Dettes de corps certains.

540. Si la chose à donner est déterminée à la fois dans sa nature et dans son individualité, s'il s'agit par exemple de livrer tel cheval, telle charrue, etc., on dit qu'il y a obligati n de corps certain. Cette obligation, dès qu'elle a pris naissance, entraine mutation immédiate de la propriété : le corps certain, objet de l'obligation, devient la propriété du créancier, sans que la livraison ait besoin d'être faite.

Conséquences du transfert.

541. De la mutation de propriété, résultent des conséquences qu'il est important d'analyser.

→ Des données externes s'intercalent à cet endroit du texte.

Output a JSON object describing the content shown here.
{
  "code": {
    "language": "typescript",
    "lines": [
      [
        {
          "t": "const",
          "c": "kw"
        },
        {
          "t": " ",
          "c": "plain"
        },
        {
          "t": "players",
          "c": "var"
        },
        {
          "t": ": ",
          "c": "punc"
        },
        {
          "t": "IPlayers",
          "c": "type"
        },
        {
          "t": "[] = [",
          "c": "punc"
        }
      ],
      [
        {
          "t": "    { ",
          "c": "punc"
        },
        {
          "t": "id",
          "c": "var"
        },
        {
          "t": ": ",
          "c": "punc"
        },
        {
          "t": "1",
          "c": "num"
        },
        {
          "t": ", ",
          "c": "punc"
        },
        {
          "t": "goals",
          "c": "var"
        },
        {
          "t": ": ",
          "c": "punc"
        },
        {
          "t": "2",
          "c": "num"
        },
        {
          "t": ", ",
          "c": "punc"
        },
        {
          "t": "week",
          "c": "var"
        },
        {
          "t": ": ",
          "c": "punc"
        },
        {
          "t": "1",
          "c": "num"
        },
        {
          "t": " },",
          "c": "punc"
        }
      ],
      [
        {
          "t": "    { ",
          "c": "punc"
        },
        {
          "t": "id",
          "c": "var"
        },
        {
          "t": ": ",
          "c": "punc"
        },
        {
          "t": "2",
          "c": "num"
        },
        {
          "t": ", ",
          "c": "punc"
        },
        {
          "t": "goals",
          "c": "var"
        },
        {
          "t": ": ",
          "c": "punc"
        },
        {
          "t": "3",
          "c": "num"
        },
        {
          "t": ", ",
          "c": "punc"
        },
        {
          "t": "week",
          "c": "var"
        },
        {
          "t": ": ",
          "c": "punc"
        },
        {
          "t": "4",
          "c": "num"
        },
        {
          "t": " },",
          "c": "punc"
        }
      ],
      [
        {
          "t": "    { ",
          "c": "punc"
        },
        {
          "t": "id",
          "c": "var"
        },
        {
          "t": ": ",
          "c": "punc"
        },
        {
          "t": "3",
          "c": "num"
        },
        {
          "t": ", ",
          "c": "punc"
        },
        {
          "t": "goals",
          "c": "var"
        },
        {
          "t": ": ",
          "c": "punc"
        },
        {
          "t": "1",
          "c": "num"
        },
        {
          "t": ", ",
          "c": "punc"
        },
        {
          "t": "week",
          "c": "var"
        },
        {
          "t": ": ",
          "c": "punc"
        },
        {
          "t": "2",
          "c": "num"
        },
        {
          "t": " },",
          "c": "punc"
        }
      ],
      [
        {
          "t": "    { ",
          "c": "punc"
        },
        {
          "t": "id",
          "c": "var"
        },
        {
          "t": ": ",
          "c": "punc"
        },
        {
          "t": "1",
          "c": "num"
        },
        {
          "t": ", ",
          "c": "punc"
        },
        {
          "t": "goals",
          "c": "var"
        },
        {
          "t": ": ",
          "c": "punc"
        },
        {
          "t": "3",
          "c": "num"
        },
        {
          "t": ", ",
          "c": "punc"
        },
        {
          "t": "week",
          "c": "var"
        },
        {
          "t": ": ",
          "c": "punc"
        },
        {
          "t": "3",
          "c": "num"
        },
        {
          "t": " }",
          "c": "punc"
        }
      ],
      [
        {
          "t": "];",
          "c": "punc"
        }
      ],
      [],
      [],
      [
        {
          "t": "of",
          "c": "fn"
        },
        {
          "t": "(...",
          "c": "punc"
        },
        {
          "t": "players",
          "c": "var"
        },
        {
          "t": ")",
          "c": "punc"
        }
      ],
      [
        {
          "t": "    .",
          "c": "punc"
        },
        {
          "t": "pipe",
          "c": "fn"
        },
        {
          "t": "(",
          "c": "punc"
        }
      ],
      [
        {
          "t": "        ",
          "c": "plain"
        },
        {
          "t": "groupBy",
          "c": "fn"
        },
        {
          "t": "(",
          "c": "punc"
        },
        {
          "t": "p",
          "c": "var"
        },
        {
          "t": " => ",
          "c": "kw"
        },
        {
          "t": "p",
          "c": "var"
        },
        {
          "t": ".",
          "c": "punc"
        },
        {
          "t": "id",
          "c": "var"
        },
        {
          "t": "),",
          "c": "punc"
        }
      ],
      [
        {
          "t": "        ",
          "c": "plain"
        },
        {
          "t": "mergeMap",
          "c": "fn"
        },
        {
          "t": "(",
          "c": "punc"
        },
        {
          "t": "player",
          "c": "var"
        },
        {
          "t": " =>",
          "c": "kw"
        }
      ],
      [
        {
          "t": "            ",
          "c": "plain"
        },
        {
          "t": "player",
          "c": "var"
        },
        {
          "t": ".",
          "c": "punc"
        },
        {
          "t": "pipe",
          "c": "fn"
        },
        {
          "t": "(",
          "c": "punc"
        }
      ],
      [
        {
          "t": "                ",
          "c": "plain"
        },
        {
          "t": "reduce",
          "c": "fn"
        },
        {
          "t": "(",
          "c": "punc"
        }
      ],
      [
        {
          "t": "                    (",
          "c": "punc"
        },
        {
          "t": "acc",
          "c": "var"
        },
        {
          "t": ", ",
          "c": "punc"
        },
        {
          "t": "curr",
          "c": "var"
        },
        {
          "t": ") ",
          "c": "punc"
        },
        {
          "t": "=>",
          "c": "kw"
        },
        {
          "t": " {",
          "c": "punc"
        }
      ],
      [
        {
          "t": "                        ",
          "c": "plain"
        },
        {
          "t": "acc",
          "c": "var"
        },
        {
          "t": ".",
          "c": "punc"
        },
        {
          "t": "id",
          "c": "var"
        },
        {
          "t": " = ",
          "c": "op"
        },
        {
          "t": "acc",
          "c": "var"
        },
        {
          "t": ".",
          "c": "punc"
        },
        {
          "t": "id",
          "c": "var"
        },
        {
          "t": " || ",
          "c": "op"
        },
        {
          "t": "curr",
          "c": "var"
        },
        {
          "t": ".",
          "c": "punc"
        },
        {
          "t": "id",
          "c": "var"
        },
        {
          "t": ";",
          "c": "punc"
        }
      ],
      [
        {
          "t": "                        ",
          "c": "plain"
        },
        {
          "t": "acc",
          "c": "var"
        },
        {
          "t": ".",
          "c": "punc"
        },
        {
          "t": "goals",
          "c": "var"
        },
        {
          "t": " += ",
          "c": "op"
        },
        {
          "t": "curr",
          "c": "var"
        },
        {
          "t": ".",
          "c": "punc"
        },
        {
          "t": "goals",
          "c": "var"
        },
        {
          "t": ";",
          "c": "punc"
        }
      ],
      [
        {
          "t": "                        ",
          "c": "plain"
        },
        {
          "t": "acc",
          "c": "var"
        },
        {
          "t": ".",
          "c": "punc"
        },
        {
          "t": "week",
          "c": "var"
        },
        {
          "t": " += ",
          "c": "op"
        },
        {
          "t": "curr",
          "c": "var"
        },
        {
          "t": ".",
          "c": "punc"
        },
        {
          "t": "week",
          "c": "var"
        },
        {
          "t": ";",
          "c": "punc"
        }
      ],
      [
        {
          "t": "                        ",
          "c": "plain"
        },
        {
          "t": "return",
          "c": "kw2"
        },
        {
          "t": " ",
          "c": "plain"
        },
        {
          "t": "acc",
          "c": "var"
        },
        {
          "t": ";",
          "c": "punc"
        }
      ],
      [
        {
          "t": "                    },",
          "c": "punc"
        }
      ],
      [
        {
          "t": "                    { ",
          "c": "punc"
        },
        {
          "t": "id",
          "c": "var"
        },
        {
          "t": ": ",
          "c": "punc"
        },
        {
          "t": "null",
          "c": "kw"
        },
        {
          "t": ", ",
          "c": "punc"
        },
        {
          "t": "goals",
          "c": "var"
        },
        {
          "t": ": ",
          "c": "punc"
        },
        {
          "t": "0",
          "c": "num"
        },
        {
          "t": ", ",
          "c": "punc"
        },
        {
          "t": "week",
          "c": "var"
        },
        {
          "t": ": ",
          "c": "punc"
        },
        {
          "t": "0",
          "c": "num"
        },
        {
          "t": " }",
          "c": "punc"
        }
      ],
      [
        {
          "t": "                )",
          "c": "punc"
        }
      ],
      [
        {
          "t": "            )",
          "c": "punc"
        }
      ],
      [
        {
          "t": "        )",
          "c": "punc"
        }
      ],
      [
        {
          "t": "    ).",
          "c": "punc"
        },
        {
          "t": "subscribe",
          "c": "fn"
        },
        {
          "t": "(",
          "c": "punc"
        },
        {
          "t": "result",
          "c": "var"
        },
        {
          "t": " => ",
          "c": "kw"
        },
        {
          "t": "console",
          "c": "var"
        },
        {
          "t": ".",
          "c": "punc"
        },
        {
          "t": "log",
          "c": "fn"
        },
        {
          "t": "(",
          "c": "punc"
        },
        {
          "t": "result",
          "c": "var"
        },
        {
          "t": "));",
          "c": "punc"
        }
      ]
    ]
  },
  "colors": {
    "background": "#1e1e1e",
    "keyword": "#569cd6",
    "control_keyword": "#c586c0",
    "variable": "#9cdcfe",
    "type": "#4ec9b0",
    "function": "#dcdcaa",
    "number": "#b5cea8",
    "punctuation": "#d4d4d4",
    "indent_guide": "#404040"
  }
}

1° Déplacement des risques. Il est de règle, quand une chose vient à périr, que la perte en soit supportée par son propriétaire. Dès lors, aussitôt que l'obligation de donner a déterminé la mutation de propriété, dès qu'elle s'est formée s'il s'agit d'un corps certain, dès que la détermination (pesée ou mesurage) a eu lieu s'il s'agit d'une dette de genre, les risques incombent au créancier dans l'obligation, c'est-à-dire à celui auquel la chose est acquise.

542. En appliquant cette règle au contrat de vente, qui fait naître une obligation de donner, nous déciderons que la chose vendue appartient à l'acquéreur, sans qu'il y ait eu livraison, dès que les parties sont d'accord sur la chose et sur le prix. Dès lors, si cette chose vient à périr sans qu'il y ait de la faute du vendeur, l'acquéreur n'en sera pas moins obligé de payer le prix convenu et supportera seul la perte. Mais si la perte avait pour cause une faute du vendeur, il n'en serait plus de mème. Non seulement l'acquéreur cesserait d'être tenu de payer le prix, mais encore il aurait droit à des dommages-intérêts vis-à-vis de son vendeur qui se serait mis par sa faute dans l'impossibilité de tenir son engagement.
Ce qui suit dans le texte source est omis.